Меня качало. Казалось, пол коридоров вот-вот встанет на дыбы. С утра я был как пьяный. Сперва мне подумалось, что в еду подмешано какое-то зелье, но потом понял, что это Серебряная Цепь и ожидание пришествия Торка повергают всех жителей монастыря в какое-то отупение. На лицах я видел потерянность и тягостное ожидание.

Шанс выстоять в приближающейся схватке мне давали лишь мои здравомыслие и воля.

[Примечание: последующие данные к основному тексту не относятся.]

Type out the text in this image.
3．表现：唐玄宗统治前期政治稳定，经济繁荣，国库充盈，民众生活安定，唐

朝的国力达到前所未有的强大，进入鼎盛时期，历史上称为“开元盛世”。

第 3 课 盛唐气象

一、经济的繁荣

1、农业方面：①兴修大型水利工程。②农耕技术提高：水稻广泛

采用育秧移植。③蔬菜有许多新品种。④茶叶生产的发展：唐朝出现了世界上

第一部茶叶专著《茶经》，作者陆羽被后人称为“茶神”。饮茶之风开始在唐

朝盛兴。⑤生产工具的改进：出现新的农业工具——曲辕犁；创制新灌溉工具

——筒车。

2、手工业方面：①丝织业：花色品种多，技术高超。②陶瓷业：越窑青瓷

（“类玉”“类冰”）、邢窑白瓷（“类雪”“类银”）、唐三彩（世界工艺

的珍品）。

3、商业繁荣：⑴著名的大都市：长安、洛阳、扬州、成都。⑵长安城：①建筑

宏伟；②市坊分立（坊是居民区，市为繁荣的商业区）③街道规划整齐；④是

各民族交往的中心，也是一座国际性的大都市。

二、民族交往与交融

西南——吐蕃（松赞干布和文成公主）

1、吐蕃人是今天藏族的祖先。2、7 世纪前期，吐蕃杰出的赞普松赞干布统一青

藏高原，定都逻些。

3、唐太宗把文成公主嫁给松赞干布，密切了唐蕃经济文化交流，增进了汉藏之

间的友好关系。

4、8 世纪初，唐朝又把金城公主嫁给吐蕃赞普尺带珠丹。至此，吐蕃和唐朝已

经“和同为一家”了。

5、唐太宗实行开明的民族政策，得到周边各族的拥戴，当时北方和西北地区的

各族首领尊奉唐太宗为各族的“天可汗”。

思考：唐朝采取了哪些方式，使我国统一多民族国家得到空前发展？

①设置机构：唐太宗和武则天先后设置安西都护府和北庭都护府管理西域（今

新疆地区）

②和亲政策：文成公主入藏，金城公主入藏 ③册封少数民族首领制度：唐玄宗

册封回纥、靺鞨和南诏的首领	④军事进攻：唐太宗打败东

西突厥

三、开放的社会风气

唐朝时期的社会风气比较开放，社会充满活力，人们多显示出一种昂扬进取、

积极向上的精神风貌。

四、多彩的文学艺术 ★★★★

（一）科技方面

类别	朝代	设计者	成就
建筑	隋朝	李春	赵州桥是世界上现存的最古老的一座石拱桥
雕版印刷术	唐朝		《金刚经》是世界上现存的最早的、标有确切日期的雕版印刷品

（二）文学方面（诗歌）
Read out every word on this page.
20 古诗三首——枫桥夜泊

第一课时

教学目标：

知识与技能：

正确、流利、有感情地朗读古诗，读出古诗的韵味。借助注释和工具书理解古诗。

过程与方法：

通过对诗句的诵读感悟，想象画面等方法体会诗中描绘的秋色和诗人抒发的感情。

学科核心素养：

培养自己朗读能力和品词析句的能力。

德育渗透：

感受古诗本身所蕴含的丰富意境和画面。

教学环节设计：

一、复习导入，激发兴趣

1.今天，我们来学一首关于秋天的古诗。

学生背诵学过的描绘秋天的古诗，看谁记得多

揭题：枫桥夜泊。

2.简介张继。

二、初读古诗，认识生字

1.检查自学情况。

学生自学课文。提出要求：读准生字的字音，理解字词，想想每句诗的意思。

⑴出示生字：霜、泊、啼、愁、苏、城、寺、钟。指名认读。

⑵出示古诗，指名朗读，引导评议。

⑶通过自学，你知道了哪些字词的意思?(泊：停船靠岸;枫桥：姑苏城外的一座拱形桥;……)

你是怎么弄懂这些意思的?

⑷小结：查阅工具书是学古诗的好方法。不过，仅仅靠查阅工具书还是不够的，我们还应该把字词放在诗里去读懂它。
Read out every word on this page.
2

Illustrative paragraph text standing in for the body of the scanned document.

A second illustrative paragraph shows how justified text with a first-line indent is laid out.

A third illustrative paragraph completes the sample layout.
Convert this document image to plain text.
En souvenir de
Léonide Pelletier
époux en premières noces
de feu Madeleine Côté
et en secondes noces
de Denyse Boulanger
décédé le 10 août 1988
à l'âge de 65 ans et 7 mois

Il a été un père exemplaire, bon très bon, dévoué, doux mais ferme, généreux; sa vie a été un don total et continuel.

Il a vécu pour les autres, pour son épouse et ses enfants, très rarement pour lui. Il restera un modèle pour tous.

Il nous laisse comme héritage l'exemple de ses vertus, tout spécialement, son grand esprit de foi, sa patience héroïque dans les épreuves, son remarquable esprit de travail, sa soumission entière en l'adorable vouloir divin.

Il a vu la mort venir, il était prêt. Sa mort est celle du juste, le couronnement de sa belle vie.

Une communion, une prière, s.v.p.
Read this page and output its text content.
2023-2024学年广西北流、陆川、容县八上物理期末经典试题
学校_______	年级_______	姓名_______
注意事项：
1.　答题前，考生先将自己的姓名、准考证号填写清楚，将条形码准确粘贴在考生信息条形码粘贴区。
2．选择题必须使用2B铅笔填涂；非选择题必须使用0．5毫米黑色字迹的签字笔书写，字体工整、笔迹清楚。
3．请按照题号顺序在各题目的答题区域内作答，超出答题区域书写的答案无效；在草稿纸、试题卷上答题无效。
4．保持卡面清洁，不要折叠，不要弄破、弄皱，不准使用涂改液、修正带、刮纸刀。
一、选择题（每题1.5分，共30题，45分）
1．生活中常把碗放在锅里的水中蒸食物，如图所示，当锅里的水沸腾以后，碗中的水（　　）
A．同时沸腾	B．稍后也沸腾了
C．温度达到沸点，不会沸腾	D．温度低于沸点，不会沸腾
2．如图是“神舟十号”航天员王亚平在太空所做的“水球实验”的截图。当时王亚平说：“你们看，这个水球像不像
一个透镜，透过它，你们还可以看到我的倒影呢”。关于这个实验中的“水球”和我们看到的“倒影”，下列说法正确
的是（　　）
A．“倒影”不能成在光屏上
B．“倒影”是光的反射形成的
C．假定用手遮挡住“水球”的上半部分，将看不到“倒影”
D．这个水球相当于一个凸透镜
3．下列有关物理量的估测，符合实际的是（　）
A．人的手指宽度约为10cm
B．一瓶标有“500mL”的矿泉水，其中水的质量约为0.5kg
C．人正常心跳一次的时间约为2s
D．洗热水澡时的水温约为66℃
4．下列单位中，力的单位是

Эх, Эрлих, Эрлих, сколько раз ты мог погибнуть, умереть самой разной смертью – благородной или позорной, тихой или мучительной! И тогда, когда в Карибском море дрался с корсарами у обломанной ядром мачты, а рядом со мной один за другим падали бравые матросы. И в жаркой Индии, когда попал в плен к язычникам и те решили испытать на мне свои мерзкие ритуалы в поклонении отвратительным, уродливым богам; и в Марселе, когда в портовой таверне давал отпор полудюжине пьяных головорезов с английского торгового судна; и в Москве, когда, замороченный Хаункасом, стоял с кинжалом и пистолем перед отъявленными разбойниками… Мог я погибнуть и в десятках других мест, но всегда выручали меня собственная ловкость, твердая рука да еще ожесточение. Теперь я чувствовал, что любая из тех смертей была бы истинной благодатью по сравнению с тем ужасом, который будет вызван темным искусством колдунов и Мудрых Ордена из глубин астрального мира…

В Зале Камня все уже были в сборе. У стен стояли монахи в синих плащах с красной подкладкой. Они держали в руках факелы, от которых исходил тошнотворный запах. Огонь факелов был какой-то неяркий, нервный, неустойчивый, поэтому казалось, что все здесь дрожит, находится в движении. Даже Цинкург, казалось, меняет форму.

– Сюда, – прошептал монах, и я встал в центр пентаграммы, очерченной рядом с Цинкургом.

Монах тут же бесшумно отступил к стене, и мне показалось, я остался наедине со всей безбрежной, бескрайней Вселенной. Чувство одиночества было щемящим, болезненным.

Я с трудом держался на поверхности реальности. Зыбкость и неуверенность затягивали меня, обволакивали мозг. Может, в горючее вещество факелов было что-то подмешано?